# Soldier dies at Fort Bragg



## Wicked1 (Jul 22, 2008)

Soldier dies at Fort Bragg


Investigators are looking into the death of an 82nd Airborne Division soldier Sunday at Fort Bragg, officials announced Monday.

Pfc. Luke J. Brown, 27, of Fredericksburg, Va., was an intelligence analyst with the division’s Headquarters and Headquarters Company. He had been assigned to the division since January.

“Private First Class Brown was a paratrooper with an upbeat personality who was happy-go-lucky and always tried to make people laugh,” said Capt. Eric von Fischer-Benzon, Brown’s company commander.

“Although Brown was only in the company a short time, he was admired by his peers and he will be greatly missed.”

Brown joined the Army in January 2007. After completing initial training and airborne school, he was assigned to Fort Bragg.

Brown is survived by his parents, Bradley and Lucy Brown of Fredericksburg.

RIP


----------



## 8'Duece (Jul 22, 2008)

Sketchy details, or hardly none at all.  Foul play ? Drugs ? Congenital heart problem ?

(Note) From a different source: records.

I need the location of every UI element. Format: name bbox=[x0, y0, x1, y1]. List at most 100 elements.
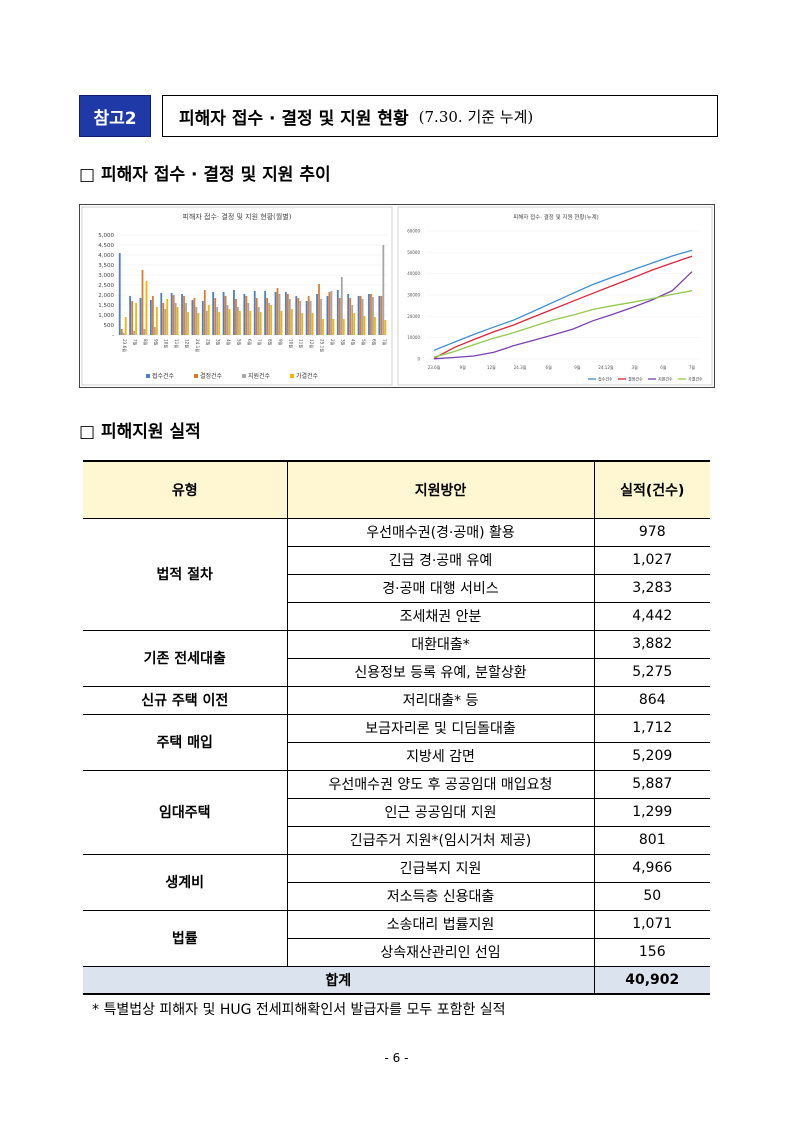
bar-x-tick-label: 23.6월 bbox=[121, 339, 128, 352]
bar-mark bbox=[382, 245, 385, 335]
bar-mark bbox=[259, 312, 262, 335]
plan-cell: 긴급주거 지원*(임시거처 제공) bbox=[287, 825, 595, 855]
bar-mark bbox=[214, 298, 217, 335]
bar-mark bbox=[160, 293, 163, 335]
bar-x-tick-label: 5월 bbox=[235, 339, 242, 346]
bar-mark bbox=[299, 301, 302, 335]
bar-mark bbox=[216, 307, 219, 335]
line-series bbox=[433, 290, 693, 358]
line-x-tick-label: 9월 bbox=[574, 364, 581, 370]
table-row: 법적 절차 우선매수권(경·공매) 활용 978 bbox=[83, 517, 710, 631]
bar-mark bbox=[135, 303, 138, 335]
bar-mark bbox=[301, 313, 304, 335]
bar-mark bbox=[307, 296, 310, 335]
line-x-tick-label: 9월 bbox=[460, 364, 467, 370]
count-cell: 801 bbox=[593, 825, 710, 855]
bar-mark bbox=[197, 313, 200, 335]
bar-mark bbox=[351, 305, 354, 335]
count-cell: 4,966 bbox=[593, 853, 710, 883]
plan-cell: 우선매수권(경·공매) 활용 bbox=[286, 517, 595, 547]
bar-mark bbox=[349, 298, 352, 335]
table-row: 긴급주거 지원*(임시거처 제공) 801 bbox=[83, 825, 710, 855]
page-subtitle: (7.30. 기준 누계) bbox=[418, 107, 534, 126]
count-cell: 864 bbox=[593, 685, 710, 715]
bar-mark bbox=[353, 313, 356, 335]
line-series bbox=[433, 255, 693, 359]
bar-mark bbox=[340, 277, 343, 335]
bar-x-tick-label: 3월 bbox=[215, 339, 222, 346]
bar-mark bbox=[378, 296, 381, 335]
bar-mark bbox=[153, 327, 156, 335]
bar-mark bbox=[155, 307, 158, 335]
bar-mark bbox=[172, 295, 175, 335]
line-series bbox=[433, 271, 693, 360]
bar-y-tick-label: 1,000 bbox=[98, 313, 114, 319]
line-legend-label: 지원건수 bbox=[658, 376, 673, 382]
table-row: 인근 공공임대 지원 1,299 bbox=[83, 797, 710, 827]
bar-mark bbox=[139, 298, 142, 335]
type-cell: 신규 주택 이전 bbox=[83, 685, 288, 715]
trend-heading: □ 피해자 접수 · 결정 및 지원 추이 bbox=[79, 165, 331, 185]
bar-mark bbox=[247, 303, 250, 335]
total-row: 합계 40,902 bbox=[83, 965, 710, 995]
bar-mark bbox=[380, 296, 383, 335]
bar-mark bbox=[174, 303, 177, 335]
bar-mark bbox=[193, 298, 196, 335]
bar-mark bbox=[187, 312, 189, 335]
bar-mark bbox=[205, 311, 208, 335]
bar-x-tick-label: 9월 bbox=[152, 339, 159, 346]
bar-legend-swatch bbox=[146, 374, 150, 378]
plan-cell: 긴급복지 지원 bbox=[286, 853, 595, 883]
bar-x-tick-label: 2월 bbox=[329, 339, 336, 346]
table-row: 기존 전세대출 대환대출* 3,882 bbox=[83, 629, 710, 687]
bar-x-tick-label: 4월 bbox=[225, 339, 232, 346]
bar-mark bbox=[278, 294, 281, 335]
bar-mark bbox=[143, 329, 146, 335]
bar-legend-label: 결정건수 bbox=[200, 372, 223, 380]
bar-mark bbox=[286, 294, 289, 335]
bar-x-tick-label: 8월 bbox=[267, 339, 274, 346]
bar-mark bbox=[276, 288, 279, 335]
bar-mark bbox=[201, 301, 204, 335]
bar-mark bbox=[370, 294, 372, 335]
plan-cell: 우선매수권 양도 후 공공임대 매입요청 bbox=[286, 769, 595, 799]
footnote: * 특별법상 피해자 및 HUG 전세피해확인서 발급자를 모두 포함한 실적 bbox=[92, 1002, 506, 1018]
bar-mark bbox=[191, 300, 194, 335]
bar-mark bbox=[255, 298, 258, 335]
bar-x-tick-label: 3월 bbox=[339, 339, 346, 346]
line-y-tick-label: 20000 bbox=[407, 314, 420, 319]
count-cell: 1,027 bbox=[593, 545, 710, 575]
type-cell: 생계비 bbox=[83, 853, 288, 911]
bar-mark bbox=[129, 296, 132, 335]
bar-mark bbox=[131, 301, 134, 335]
bar-mark bbox=[151, 296, 154, 335]
bar-mark bbox=[176, 307, 179, 335]
line-x-tick-label: 23.6월 bbox=[428, 364, 441, 370]
reference-badge: 참고2 bbox=[79, 95, 151, 137]
count-cell: 5,275 bbox=[593, 657, 710, 687]
plan-cell: 보금자리론 및 디딤돌대출 bbox=[286, 713, 595, 743]
bar-x-tick-label: 6월 bbox=[246, 339, 253, 346]
bar-mark bbox=[384, 320, 387, 335]
line-x-tick-label: 12월 bbox=[487, 364, 496, 370]
table-row: 신규 주택 이전 저리대출* 등 864 bbox=[83, 685, 710, 715]
bar-mark bbox=[280, 311, 283, 335]
bar-mark bbox=[243, 294, 246, 335]
plan-cell: 신용정보 등록 유예, 분할상환 bbox=[287, 657, 595, 687]
bar-y-tick-label: 500 bbox=[104, 323, 115, 329]
bar-mark bbox=[372, 297, 374, 335]
line-chart-title: 피해자 접수· 결정 및 지원 현황(누계) bbox=[513, 213, 599, 221]
line-y-tick-label: 40000 bbox=[407, 271, 420, 276]
header-type: 유형 bbox=[83, 460, 288, 519]
table-row: 상속재산관리인 선임 156 bbox=[83, 937, 710, 967]
line-x-tick-label: 24.12월 bbox=[598, 364, 613, 370]
bar-x-tick-label: 10월 bbox=[287, 339, 294, 348]
plan-cell: 저리대출* 등 bbox=[286, 685, 595, 715]
count-cell: 156 bbox=[593, 937, 710, 967]
bar-mark bbox=[363, 316, 366, 335]
title-box: 피해자 접수 · 결정 및 지원 현황 (7.30. 기준 누계) bbox=[162, 95, 718, 137]
bar-x-tick-label: 12월 bbox=[184, 339, 191, 348]
bar-mark bbox=[237, 307, 239, 335]
plan-cell: 상속재산관리인 선임 bbox=[287, 937, 595, 967]
bar-mark bbox=[295, 296, 298, 335]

Rest easy PFC Brown and thank you for service.


----------



## LibraryLady (Jul 22, 2008)

RIP PFC Brown

Prayers out to your family

LL


----------



## Rabid Badger (Jul 22, 2008)

RIP PFC Brown


----------



## 0699 (Jul 22, 2008)

RIP Warrior.


----------



## Ravage (Jul 22, 2008)

RIP 82nd


----------



## HoosierAnnie (Jul 22, 2008)

Rest Well, Trooper


----------



## Gypsy (Jul 22, 2008)

RIP.


----------



## car (Jul 22, 2008)

RIP Little Brother


----------



## RackMaster (Jul 22, 2008)

RIP.


----------



## tova (Jul 22, 2008)

RIP, Godspeed, PBS....


----------



## Viper1 (Jul 23, 2008)

Bragg is getting way too much press over these recent deaths.

RIP Soldier.


----------



## Trip_Wire (Jul 23, 2008)

RIP Soldier


----------



## Swill (Jul 23, 2008)

RIP Trooper.


----------



## Jacob (Jul 23, 2008)

RIP.


----------



## Wicked1 (Jul 24, 2008)

*story - updated*

http://www.wral.com/news/news_briefs/story/3262959/



> Soldier found dead in car on Fort Bragg
> Posted: 21 minutes ago
> FORT BRAGG, N.C.
> 
> ...



RIP PFC Brown


----------